Add labels. Note that alignment is off sometimes.

plot_grid(gg.my.frogs, 
          gg.frogarms,
          labels = c("a)My fogs","b)All the frogs"))

17.2.10 Violin plots

An interesting alternative to boxplot that works well with large data is the violin plot

ggviolin(data = frogarms, #use original data
          y = "mass",
          x = "sex")


17.2.11 Optional: Histograms [0]

The following is optional

Histograms are excellent for data exploration. They generally work best with medium to large datasets.

A basic histogram can be made using gghistogram(). Note that there is “x = …” but no “y = …”; the y-axis is computed by the graphing function.
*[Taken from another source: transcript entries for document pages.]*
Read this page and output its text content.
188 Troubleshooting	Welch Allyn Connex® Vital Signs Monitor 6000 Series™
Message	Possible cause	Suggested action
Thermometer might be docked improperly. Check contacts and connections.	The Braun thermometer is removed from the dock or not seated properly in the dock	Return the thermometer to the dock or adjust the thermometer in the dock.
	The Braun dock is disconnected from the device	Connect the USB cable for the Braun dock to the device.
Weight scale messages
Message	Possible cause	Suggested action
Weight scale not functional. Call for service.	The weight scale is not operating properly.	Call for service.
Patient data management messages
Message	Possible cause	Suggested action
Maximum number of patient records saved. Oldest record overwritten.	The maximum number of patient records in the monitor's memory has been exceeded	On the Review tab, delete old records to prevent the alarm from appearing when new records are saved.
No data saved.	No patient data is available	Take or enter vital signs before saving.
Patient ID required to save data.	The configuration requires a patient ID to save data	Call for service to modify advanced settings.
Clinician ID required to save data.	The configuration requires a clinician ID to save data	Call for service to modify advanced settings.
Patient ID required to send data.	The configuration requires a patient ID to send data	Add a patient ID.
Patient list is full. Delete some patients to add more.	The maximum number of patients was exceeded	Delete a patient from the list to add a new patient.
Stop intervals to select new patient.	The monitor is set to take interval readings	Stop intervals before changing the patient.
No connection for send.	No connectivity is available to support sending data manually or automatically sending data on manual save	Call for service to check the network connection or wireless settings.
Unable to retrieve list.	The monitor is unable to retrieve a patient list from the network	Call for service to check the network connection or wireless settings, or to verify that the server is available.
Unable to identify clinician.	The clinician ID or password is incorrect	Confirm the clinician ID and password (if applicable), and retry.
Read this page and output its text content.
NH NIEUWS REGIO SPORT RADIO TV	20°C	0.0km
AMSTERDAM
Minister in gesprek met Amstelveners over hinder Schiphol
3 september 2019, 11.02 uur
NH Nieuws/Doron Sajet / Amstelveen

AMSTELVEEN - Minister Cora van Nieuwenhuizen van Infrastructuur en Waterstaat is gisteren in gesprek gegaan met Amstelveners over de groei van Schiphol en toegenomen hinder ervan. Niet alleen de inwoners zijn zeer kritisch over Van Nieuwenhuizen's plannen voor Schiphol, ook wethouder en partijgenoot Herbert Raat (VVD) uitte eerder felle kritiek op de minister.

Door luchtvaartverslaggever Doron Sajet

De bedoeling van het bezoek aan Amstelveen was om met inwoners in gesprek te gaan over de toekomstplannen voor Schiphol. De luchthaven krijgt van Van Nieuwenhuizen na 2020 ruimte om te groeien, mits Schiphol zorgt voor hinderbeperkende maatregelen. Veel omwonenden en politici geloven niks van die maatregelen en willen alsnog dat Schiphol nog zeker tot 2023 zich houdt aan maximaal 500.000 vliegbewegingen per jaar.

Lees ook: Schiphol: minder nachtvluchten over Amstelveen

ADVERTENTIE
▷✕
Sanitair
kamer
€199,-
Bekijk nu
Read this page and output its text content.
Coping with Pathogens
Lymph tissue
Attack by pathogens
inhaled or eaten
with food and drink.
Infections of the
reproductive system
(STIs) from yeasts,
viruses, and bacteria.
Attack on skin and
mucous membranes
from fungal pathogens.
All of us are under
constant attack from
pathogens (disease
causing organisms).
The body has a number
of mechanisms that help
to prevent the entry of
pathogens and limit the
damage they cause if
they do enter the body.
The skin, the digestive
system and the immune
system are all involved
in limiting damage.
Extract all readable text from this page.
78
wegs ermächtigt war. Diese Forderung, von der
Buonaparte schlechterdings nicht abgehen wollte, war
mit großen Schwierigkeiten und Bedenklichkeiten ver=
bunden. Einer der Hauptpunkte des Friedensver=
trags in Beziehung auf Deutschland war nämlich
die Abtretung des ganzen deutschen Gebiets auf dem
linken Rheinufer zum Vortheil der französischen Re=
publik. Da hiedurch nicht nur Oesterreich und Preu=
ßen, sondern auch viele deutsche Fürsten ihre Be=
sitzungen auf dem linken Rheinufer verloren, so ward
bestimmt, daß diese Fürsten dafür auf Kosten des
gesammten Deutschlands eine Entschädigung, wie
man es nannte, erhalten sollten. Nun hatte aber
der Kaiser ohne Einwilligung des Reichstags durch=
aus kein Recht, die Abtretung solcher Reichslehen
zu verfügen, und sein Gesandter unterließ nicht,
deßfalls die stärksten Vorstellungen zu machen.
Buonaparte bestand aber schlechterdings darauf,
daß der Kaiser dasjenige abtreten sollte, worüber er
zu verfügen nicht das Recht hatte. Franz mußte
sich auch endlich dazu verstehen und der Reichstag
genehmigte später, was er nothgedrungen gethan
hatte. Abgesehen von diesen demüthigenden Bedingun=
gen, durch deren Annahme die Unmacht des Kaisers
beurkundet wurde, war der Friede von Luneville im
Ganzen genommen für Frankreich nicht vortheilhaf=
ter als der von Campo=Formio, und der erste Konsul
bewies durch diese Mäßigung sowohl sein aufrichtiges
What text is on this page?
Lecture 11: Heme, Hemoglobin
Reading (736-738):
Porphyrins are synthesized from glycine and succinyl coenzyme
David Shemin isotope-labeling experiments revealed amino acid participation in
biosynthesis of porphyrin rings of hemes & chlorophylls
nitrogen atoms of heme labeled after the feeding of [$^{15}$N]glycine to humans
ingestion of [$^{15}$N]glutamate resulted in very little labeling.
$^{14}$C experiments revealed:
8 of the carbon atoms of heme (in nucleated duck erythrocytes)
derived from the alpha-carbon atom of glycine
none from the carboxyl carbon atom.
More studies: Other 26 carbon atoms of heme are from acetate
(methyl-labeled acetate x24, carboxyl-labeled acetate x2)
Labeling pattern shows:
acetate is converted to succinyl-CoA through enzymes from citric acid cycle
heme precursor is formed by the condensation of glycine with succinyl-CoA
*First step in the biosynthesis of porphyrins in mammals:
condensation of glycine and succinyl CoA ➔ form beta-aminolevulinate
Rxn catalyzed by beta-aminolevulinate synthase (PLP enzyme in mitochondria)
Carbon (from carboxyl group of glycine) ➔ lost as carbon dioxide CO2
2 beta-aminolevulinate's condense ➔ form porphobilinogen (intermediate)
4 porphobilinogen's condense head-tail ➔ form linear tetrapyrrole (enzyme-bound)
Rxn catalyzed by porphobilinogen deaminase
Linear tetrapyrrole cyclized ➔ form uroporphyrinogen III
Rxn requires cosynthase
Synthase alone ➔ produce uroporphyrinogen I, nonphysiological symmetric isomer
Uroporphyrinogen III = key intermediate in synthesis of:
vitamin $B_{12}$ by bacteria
gghistogram(data = my.frogs, 
            x = "mass")

A key concept for ggplot is faceting. Faceting occurring when a two panels of plots are made from a single dataset, and the panels are split by a categorical variable. We can add the arguement “facet.by.by = sex” to make 2 panels, one for female and one for male. Note that because there are only 10 frogs in each group, the graphs aren’t very useful.

gghistogram(data = my.frogs, 
            x = "mass",
            facet.by = "sex")

Just as we did for histograms we can change the fill, add a title, etc.